Two issues in particular have been preoccupying me since I started this process, based on feedback from both my exam committee and personal reflection. First, I want to take my dissertation beyond the Roswell Museum. RMAC has been a recurrent case study in a lot of my term papers and projects because I was already familiar with the materials, but I’ve never envisioned the dissertation being a New Mexico-centric project. At most, I see Roswell forming a chapter, but moving forward, I don’t see it being my primary focus.
The second idea is to link my interests in the Community Art Center Project, and more broadly museums, to the cultural crises of the present moment. As many scholars have observed, there are a lot of uncanny, often uncomfortable parallels between the current moment and the Great Depression in terms of economic difficulties and social unrest.

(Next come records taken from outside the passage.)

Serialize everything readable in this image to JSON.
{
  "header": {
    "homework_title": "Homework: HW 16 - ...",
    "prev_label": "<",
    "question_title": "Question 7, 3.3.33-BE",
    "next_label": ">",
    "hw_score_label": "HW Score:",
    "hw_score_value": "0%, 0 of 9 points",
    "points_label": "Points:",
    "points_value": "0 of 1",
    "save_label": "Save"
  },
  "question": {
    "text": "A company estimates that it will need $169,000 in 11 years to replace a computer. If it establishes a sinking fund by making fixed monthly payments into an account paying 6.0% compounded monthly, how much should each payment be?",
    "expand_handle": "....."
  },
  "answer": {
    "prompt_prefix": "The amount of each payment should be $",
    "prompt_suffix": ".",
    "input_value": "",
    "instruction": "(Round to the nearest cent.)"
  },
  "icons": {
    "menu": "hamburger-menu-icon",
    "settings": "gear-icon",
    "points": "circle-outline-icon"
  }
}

Yet the way in which the current administration has approached culture is markedly different from the New Deal era, with museums and other cultural institutions struggling to remain financially solvent in the wake of the ongoing pandemic. At the same time, museums have also been rightly called out for their complicity in maintaining white supremacy, colonialism, and other infrastructures of inequality, with many people asking whether museums are equipped to encourage radical social change. Given my own experience working in museums, I’m familiar with how daily operations, donor relations, and institutional policies, can often detract museum workers from addressing social change, and the dissertation could be a good opportunity to discuss some of these systemic issues.
In short, my goal over the next few months is to take my various interests and coalesce them in a bigger project that can sustain my interests for the next few years. Whether it focuses solely on the Community Art Center Project and its descendants, or more broadly looks at museums, public education, state culture, or something else, whatever I write should be multifaceted, engaging, and beneficial to those who read it.

It’s a tall order, but then again, that’s why I got myself a big journal.